I know about the difficulties experienced by the Royal Ordnance factory at Radway Green. I assure my hon. Friend—as I have just assured the hon. Member for Crewe and Nantwich (Mrs. Dunwoody)—that we are considering the possibility of offering longer-term contracts, which should allow longer-term security for those organisations.
§ Mr. Foulkes
I am grateful to the Minister for the helpful comments that he made earlier about the European fighter aircraft. Is he aware, however, that the important all-party consensus on EFA was endangered last night by the Secretary of State's intemperate reply to yesterday's debate? Is the Minister aware that our support for EFA is aimed not just at the jobs of our constituents, but at securing the best possible fighter aircraft for the Royal Air Force, and for the air forces of our partners and of all other democracies?
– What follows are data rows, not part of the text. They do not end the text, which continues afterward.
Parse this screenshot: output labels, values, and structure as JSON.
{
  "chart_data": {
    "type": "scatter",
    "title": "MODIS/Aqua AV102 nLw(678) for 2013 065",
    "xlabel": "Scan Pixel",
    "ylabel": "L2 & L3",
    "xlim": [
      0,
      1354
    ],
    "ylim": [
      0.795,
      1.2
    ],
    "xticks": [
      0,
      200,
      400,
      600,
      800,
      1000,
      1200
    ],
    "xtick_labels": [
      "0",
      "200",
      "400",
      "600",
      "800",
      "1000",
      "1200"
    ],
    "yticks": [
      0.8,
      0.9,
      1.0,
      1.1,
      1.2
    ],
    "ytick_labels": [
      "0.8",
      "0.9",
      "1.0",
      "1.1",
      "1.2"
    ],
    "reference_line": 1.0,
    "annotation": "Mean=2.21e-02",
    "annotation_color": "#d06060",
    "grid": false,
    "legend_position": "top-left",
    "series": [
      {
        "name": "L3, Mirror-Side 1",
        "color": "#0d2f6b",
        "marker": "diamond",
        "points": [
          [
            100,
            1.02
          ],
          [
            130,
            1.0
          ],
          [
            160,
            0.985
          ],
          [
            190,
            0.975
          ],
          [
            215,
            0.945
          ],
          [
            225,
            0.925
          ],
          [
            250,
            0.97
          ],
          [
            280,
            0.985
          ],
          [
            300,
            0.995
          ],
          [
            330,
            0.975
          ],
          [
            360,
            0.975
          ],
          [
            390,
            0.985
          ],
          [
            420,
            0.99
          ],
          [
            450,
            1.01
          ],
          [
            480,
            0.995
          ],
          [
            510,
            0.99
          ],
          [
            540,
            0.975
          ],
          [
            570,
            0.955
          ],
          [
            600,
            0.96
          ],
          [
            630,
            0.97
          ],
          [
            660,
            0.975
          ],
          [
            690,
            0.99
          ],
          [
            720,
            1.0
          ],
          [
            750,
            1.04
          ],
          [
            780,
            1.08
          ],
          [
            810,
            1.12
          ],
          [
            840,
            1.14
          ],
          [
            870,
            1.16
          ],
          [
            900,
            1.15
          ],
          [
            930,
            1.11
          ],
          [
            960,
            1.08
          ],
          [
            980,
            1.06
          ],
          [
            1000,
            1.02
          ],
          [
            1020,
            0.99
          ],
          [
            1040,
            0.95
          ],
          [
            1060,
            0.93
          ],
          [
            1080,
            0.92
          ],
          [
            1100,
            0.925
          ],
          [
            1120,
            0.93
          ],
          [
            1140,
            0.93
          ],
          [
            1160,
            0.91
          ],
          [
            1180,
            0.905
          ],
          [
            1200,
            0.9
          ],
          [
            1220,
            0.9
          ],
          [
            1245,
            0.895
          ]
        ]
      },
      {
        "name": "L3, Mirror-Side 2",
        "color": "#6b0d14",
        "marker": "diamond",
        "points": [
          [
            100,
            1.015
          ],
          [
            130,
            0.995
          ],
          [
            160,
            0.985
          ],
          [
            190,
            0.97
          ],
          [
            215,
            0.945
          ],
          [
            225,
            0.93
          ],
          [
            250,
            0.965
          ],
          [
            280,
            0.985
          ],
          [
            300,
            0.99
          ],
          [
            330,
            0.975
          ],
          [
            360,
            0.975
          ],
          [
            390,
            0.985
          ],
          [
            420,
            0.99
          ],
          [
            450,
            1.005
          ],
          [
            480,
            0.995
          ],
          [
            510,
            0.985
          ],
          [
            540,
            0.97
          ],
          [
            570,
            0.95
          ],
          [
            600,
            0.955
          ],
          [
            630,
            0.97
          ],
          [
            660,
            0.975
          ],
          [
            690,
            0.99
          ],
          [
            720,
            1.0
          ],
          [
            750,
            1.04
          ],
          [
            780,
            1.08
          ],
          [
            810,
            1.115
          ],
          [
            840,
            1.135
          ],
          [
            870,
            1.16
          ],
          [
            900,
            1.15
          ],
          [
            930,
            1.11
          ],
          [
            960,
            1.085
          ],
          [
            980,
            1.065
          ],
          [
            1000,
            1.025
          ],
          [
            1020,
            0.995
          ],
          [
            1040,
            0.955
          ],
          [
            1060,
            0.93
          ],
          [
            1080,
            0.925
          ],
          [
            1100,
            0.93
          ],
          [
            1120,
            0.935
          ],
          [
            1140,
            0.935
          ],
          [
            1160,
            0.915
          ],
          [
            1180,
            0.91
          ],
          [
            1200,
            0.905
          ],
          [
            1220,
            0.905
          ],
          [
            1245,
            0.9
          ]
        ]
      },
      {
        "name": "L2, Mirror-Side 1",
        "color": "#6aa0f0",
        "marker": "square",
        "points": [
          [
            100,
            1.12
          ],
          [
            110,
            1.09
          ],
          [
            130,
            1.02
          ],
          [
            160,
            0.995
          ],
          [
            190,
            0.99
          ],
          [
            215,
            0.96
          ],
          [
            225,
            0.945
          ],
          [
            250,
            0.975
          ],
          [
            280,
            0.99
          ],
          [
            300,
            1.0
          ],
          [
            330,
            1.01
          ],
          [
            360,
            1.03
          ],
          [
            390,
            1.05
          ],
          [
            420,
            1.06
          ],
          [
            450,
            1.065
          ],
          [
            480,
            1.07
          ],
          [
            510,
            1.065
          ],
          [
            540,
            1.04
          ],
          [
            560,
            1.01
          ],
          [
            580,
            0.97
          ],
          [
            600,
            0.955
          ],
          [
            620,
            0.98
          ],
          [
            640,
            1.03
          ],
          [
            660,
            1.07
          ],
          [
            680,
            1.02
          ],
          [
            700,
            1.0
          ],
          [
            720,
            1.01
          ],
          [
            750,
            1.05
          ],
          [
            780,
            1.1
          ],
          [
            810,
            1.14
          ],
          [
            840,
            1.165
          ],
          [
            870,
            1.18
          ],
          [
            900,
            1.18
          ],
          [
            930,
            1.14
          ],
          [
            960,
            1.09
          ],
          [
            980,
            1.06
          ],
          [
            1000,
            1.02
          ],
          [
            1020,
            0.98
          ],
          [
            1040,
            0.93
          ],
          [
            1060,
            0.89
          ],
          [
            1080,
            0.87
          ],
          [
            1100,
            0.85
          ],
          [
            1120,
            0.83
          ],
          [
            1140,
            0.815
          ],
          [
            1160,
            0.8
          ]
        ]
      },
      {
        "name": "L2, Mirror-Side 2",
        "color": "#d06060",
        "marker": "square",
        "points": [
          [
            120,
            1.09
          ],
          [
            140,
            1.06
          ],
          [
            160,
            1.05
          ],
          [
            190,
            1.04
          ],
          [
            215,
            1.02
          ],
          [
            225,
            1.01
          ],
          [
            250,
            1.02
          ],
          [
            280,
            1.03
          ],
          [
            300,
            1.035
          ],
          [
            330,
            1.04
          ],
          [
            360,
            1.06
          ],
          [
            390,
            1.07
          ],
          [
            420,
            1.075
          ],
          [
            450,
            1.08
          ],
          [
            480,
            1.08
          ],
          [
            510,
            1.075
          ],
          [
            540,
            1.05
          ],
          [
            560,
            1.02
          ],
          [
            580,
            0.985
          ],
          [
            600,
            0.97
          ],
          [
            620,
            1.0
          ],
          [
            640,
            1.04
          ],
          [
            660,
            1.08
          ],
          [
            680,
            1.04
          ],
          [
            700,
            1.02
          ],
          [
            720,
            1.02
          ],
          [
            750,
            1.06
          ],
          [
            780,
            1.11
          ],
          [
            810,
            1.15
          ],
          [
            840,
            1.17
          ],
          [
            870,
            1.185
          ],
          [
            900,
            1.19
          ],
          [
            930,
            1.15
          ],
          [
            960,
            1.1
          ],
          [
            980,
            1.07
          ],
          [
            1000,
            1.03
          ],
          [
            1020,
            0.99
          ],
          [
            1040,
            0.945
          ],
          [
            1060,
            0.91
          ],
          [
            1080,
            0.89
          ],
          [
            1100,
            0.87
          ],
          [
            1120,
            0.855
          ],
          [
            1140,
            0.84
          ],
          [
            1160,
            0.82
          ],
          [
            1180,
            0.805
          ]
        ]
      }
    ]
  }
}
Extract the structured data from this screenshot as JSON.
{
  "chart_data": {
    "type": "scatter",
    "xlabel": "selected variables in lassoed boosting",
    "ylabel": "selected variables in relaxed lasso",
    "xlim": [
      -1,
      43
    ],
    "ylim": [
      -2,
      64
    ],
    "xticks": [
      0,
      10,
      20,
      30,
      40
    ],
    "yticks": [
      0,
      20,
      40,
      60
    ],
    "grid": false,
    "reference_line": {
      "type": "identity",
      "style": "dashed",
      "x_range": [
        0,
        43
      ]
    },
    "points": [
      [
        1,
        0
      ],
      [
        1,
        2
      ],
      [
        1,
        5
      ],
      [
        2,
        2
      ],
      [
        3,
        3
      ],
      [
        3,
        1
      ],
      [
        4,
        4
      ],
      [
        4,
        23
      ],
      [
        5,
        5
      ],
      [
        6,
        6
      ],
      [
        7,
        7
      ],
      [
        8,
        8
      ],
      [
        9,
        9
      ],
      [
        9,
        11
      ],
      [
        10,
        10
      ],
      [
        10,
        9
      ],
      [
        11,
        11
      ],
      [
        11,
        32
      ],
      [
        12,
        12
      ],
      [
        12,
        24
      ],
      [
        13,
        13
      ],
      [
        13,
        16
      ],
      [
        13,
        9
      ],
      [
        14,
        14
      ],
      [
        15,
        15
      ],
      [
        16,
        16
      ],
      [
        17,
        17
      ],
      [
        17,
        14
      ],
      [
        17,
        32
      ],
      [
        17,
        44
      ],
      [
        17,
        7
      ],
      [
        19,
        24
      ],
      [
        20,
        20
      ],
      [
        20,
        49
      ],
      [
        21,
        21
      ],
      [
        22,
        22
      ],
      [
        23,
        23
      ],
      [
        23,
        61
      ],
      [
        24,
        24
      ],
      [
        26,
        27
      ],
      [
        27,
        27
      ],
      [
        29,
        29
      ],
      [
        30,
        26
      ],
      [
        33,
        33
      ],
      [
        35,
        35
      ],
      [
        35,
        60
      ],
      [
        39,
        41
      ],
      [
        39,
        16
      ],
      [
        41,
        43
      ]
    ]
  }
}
Our arms sales policy, however, excludes the sale of arms to military dictatorships. Will the Government—[Interruption.] The other Minister of State will find himself in the "Guinness Book of Records" for other reasons if he is not careful.
Will the Government state clearly whether they share the view that there must be no arms sales to any military dictatorship?
§ Mr. Aitken
I understand why the Opposition are feeling a little bruised, if not carved up, after last night's superb winding-up speech by my right hon. and learned Friend the Secretary of State for Defence. The hon. Gentleman is obviously still suffering from the morning-after feeling. He has enunciated an extraordinary new Opposition policy: that we should sell arms equipment only to democracies. That might be all very well in an ideal world, but on 13 October the hon. Gentleman advocated that the Government should make much more vigorous efforts to sell the Challenger tank to Kuwait, which is not yet a democracy. We constantly receive letters from Opposition Members regarding arms sales to all sorts of countries which are not democracies. I do not believe, therefore, that the Opposition have yet come down from their double-standards perch.
§ Dame Elaine Kellett-Bowman
Does my hon. Friend accept that the observation that the prospects for the European fighter aircraft have brightened will be very much welcomed in my constituency? Will he congratulate those who made such a wonderful effort to bring down the cost of EFA to suit the pockets of all those concerned?
§ Mr. Aitken
I agree entirely with my hon. Friend's point. The aerospace industries of this country responded superbly to the challenge that they were set to bring down the costs. Their surveys reveal that there is a maximum cost-saving potential of 30 per cent. which, as my hon. Friend said, will bring EFA's cost well within the target mentioned by the German Defence Minister some months ago.